UpdateEC offers industry friendly climate package

21 January 2008 17:55  [Source: ICIS news]

(Recasts intro and adds detail in paragraphs 2-3)

PARIS (ICIS News)--Energy-intensive industries will be given special treatment to help them compete internationally under plans to revise the EU Emissions Trading Scheme (ETS), European Commission (EC) president Jose Manuel Barroso late on Monday.


Speaking in London, Barroso said energy-intensive industries should continue to be given their ETS allowances free of charge and importers should be required to also obtain allowances.   


“Sectoral agreement” would also help energy-intensive industries to face international competition from countries without low carbon measures, he added.


The EC will propose changes to the EU ETS on Wednesday and energy-intensive industries are worried that revisions to the scheme would leave European companies unable to compete with countries with less strict environmental legislation.


Reuters reported this weekend an anonymous commission source saying Europe’s steel, aluminum and cement industries would be introduced more slowly into a new system for auctioning permits to emit carbon dioxide (CO2) from 2013.


A spokesman for Barroso refused to confirm the report but promised Wednesday’s package would offer a “balanced solution that protects the climate, keeps industry in Europe and offers a future to industry in Europe”.


He said “the status quo” could not continue if European industries were to remain competitive but did not clarify what special dispensation, if any, would be offered to industries threatened by international competition.
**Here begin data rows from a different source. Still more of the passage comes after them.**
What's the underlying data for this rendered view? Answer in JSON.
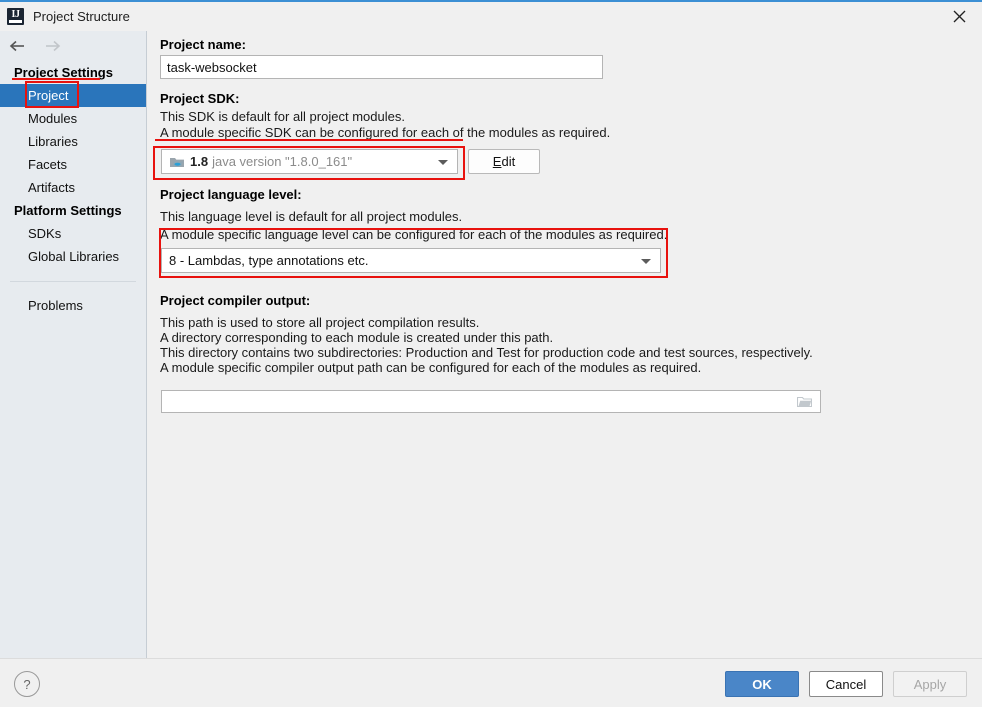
{
  "window": {
    "title": "Project Structure",
    "app_icon": "intellij-idea-icon",
    "close_icon": "close-icon"
  },
  "nav": {
    "back_icon": "arrow-left-icon",
    "forward_icon": "arrow-right-icon"
  },
  "sidebar": {
    "groups": [
      {
        "header": "Project Settings",
        "items": [
          {
            "label": "Project",
            "selected": true
          },
          {
            "label": "Modules",
            "selected": false
          },
          {
            "label": "Libraries",
            "selected": false
          },
          {
            "label": "Facets",
            "selected": false
          },
          {
            "label": "Artifacts",
            "selected": false
          }
        ]
      },
      {
        "header": "Platform Settings",
        "items": [
          {
            "label": "SDKs",
            "selected": false
          },
          {
            "label": "Global Libraries",
            "selected": false
          }
        ]
      }
    ],
    "problems_label": "Problems"
  },
  "main": {
    "project_name": {
      "label": "Project name:",
      "value": "task-websocket"
    },
    "project_sdk": {
      "label": "Project SDK:",
      "desc_1": "This SDK is default for all project modules.",
      "desc_2": "A module specific SDK can be configured for each of the modules as required.",
      "selected_version": "1.8",
      "selected_detail": "java version \"1.8.0_161\"",
      "sdk_icon": "java-sdk-icon",
      "caret_icon": "chevron-down-icon",
      "edit_button": "Edit",
      "edit_mnemonic": "E",
      "edit_rest": "dit"
    },
    "language_level": {
      "label": "Project language level:",
      "desc_1": "This language level is default for all project modules.",
      "desc_2": "A module specific language level can be configured for each of the modules as required.",
      "selected": "8 - Lambdas, type annotations etc.",
      "caret_icon": "chevron-down-icon"
    },
    "compiler_output": {
      "label": "Project compiler output:",
      "desc_1": "This path is used to store all project compilation results.",
      "desc_2": "A directory corresponding to each module is created under this path.",
      "desc_3": "This directory contains two subdirectories: Production and Test for production code and test sources, respectively.",
      "desc_4": "A module specific compiler output path can be configured for each of the modules as required.",
      "value": "",
      "browse_icon": "folder-icon"
    }
  },
  "footer": {
    "help_label": "?",
    "ok_label": "OK",
    "cancel_label": "Cancel",
    "apply_label": "Apply"
  },
  "annotations": {
    "accent_color": "#e8120e",
    "marks": [
      {
        "name": "highlight-box-project-nav",
        "type": "box"
      },
      {
        "name": "strike-project-settings",
        "type": "line"
      },
      {
        "name": "strike-module-specific-sdk",
        "type": "line"
      },
      {
        "name": "highlight-box-project-sdk",
        "type": "box"
      },
      {
        "name": "highlight-box-language-level",
        "type": "box"
      }
    ]
  },
  "colors": {
    "selection_blue": "#2a75bb",
    "ok_blue": "#4a86c8",
    "sidebar_bg": "#e7ebef",
    "panel_bg": "#f0f0f0"
  }
}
European energy-intensive industries, including the European Chemical Industry Council (Cefic), wrote a letter last week to Barroso saying they “supported the objectives of the ETS legislation”.


But said that “given the great importance of the energy intensive sectors, cost-efficient measures are needed to improve both the competitiveness and the environmental impact of such European sectors”.


The group had suggested tailoring the allocation of free emission allowances to sector-specific performance indicators instead of using auctioning and instead of “introducing emission caps indifferent to our best potentials”.


Its cause is supported by EC vice-president Gunter Verheugen, who also wrote to Barroso last week, urging him to propose a climate package that backed the EU’s growth and jobs agenda.